С огромным трудом женщина взяла себя в руки. Снова взялась за расческу и заколки, принялась сноровисто укладывать волосы. Этой неумехе Вилене ведь не доверишь, напортачит только... неужели Арманд не мог прислать ей горничную, если и впрямь хотел облегчить ее существование?
- Принеси мне платье, не стой столбом! - шикнула Габриэлла на бестолковую девицу. - Не могу же я встречать мужа в ночной сорочке?
Глупая деревенщина, как назло, подала ей одно из самых простеньких платьев - то ли в пику своевольной пациентке, то ли для особы ее круга любой наряд Габриэллы выглядел роскошным. Но выбирать уже не приходилось: женщина едва успела одеться и одернуть перекрутившиеся рукава, как раздался стук в дверь.

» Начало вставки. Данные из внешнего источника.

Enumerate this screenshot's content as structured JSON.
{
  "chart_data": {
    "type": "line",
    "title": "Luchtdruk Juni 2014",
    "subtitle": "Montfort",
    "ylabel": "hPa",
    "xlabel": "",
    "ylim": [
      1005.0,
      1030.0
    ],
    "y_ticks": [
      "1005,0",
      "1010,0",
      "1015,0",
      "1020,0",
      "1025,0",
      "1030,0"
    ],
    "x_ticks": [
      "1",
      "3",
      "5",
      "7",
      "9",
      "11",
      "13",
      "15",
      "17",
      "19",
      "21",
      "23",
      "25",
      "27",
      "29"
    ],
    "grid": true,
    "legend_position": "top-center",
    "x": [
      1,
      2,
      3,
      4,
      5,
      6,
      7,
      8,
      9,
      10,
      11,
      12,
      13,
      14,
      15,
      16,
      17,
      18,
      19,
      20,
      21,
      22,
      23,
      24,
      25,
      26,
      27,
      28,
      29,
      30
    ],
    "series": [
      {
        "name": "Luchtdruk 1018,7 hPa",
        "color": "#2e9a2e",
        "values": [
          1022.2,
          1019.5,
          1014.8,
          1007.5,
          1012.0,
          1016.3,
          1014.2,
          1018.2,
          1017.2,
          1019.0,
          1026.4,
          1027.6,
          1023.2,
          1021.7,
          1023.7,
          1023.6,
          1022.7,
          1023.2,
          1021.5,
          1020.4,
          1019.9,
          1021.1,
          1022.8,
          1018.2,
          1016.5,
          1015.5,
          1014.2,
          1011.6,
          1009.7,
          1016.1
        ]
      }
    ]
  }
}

- Открой, - велела она, поправляя прическу.
Медсестра одарила ее таким хмурым взглядом, что в душе Габриэллы шевельнулся страх: ох и отыграется эта мелкая дрянь, едва ей станет хуже... Арманд и пальцем не шевельнет, чтобы зарвавшуюся девчонку наказали, если будет уверен, что та не измывалась над его женой, а всего лишь выполняла свои обязанности. Мнение Габриэллы здесь роли не играло. Да и никогда не играло, если уж на то пошло. Арманд всегда считался с ней не больше, чем с их маленькой дочкой. Видимо, не делал большой резницы между ребенком и женой, бывшей на четырнадцать лет его моложе.
Но все эти мысли вылетели из ее головы, едва Арманд переступил порог. Габриэллу вдруг бросило в дрожь, она с трудом удержалась от трусливого шага назад. От подступающей паники тело кололо ледяными иголками. Лишь неимоверным усилием воли женщина заставила себя стоять прямо, в то время как ей отчаянно хотелось съежиться и забиться в угол.
- Оставьте нас, - бросил Арманд медсестре, даже не глянув в ее сторону.
Габриэлла терпеть не могла эту девицу, самоутверждавшуюся за счет чужого бессилия и страданий. Но в тот момент она едва не попросила Вилену не уходить, настолько пугающей была перспектива остаться с мужем наедине.
Конечно, она не произнесла ни слова. Никто все равно не послушал бы ее - жалкую пленницу, сломанную куклу, которую надлежало починить. Медсестра покорно шмыгнула за дверь, и та закрылась с омерзительно знакомым щелчком.
Габриэлла затравлено огляделась. Заперта. Заперта и беспомощна, совсем как в ту ночь...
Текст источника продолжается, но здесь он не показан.